Pourquoi je pense "proférer" se dit Genio. Il se leva, entoura de son long bras les épaules de son ami. Bébé aussi pleurait.
- Je les cherche, Genio. Depuis cinq ans je les cherche. Ils sont les miens, les seuls que je connaisse. "
- Et Bastard le savait ", dit Genio, en hochant la tête misérablement.
- Oui. Il me savait cupide aussi. "
Pauvre cloche, songea Vergier, t'as jamais eu d'autre moyen que d'être cupide.
- Génio, tu m'aideras? Tu lui diras que je ne leur veux pas de mal, que je les aime, que je ... "
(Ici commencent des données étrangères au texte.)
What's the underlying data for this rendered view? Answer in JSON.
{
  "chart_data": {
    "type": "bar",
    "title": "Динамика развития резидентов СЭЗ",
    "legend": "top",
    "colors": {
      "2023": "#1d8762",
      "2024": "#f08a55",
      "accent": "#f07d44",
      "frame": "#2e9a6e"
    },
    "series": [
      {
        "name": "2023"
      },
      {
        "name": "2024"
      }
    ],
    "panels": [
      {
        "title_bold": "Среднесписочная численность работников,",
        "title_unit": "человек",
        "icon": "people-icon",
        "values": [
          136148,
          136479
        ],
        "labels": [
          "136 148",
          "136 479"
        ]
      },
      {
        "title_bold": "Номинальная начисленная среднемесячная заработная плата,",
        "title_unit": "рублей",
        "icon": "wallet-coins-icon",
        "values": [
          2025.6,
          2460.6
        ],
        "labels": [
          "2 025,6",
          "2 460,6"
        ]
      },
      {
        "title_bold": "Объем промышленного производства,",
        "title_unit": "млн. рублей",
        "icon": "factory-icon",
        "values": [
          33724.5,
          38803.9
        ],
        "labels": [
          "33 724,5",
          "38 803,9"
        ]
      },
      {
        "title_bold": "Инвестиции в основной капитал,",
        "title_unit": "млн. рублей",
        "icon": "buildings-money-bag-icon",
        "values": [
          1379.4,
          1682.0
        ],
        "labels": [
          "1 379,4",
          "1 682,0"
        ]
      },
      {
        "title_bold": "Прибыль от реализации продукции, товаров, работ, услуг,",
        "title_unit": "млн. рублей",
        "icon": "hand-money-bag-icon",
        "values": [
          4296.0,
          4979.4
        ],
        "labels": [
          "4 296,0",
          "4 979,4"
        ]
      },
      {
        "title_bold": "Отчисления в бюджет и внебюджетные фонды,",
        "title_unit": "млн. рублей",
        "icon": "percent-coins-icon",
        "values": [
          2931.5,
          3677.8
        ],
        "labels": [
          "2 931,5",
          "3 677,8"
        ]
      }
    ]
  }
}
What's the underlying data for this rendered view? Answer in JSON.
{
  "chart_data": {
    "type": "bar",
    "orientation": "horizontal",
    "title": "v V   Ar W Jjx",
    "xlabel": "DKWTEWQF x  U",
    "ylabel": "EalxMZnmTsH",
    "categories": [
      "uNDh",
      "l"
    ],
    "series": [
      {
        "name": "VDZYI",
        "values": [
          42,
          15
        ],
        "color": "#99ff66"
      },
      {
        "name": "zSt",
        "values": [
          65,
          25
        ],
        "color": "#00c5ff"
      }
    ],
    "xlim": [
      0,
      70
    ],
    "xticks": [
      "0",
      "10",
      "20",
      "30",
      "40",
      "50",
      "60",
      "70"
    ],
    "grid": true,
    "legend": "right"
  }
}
Prostré dans son silence, il ne fit rien pour les empêcher de partir.
- Viens Bébé, on rentre. "

Ils sortirent tous deux ... abandonnant le carnet bleu sur la table.
Genio s'arrêta un instant devant la plaque de marbre apposée à la devanture de l'échoppe, se demanda pourquoi il n'avait jamais remarqué le dessin doré qui y figurait en filigrane. "C'est un bel oiseau" pensa-t-il.

Chapitre 31

Il n'est que dix sept heures trente et c'est déjà la nuit, dit Vergier en s'adressant à l'enfant. Il lui posa la main sur la tête, la fit se tourner légèrement vers lui, sourit:
Qui sont tes parents, Bébé? ... T'en sais rien, tu réponds même pas. Pourtant, tu chantes ton père. Tasio voulait te montrer une photo : qui est doc Joseph, Bébé?
Oui, je sais, j'ai oublié le carnet, tes yeux me le disent. Je le lirai plus tard, Bébé ... plus tard. Allons viens, nous allons te baptiser. "

Chapitre 32

Bastard prenait un grand plaisir à se brosser les dents. Même les grimaces qu'il se faisait, lorsqu'elles se réfléchissaient dans le miroir de la salle de bain, le confortaient dans le sentiment de puissance qu'il éprouvait à se savoir dur et impitoyable.
Oui, c'étaient les mots qu'il préférait depuis qu'il avait tenté de retrouver Bébé après le bombardement de l'Eguière par l'armée.
Lorsque les enfants qui le cernaient s'étaient mis à hurler et que leur chair enflammée avait commencé à grésiller, Bastard avait voulu profiter de la confusion, de l'immense nuage de fumée pour rejoindre Bébé. La marche lui était devenue pénible. Il se rendit compte alors que le corps de doc Joseph n'était plus là. Il sut que rien n'était fini. Que le bombardement militaire n'arrêterait pas le cours des événements. Il finit par apercevoir Bébé, courut vers lui.
Mais Bébé, comme chaque fois qu'il se sentait agressé ou en danger de l'être, avait ri. Son petit corps souple s'était évanoui comme en fumée. Ou alors était ce Bastard qui avait tout simplement perdu connaissance?
Un bras, un seul bras. L'autre était dangereux ... Trop dangereux. Un jour qu'il décida de ne plus être poltron, il se le fit amputer. Ces doigts qui montaient si simplement vers les yeux avaient été détruits. La peur s'en alla. Mais une nouvelle donnée était depuis intervenue: les enfants avaient d'autres armes, d'autres pouvoirs. De fait, Bastard ne doutait pas que Nicolas Lapierre se fût donné lui même la mort. Une autre forme de peur prenait naissance, mais pas pour moi, pensa Bastard tout haut.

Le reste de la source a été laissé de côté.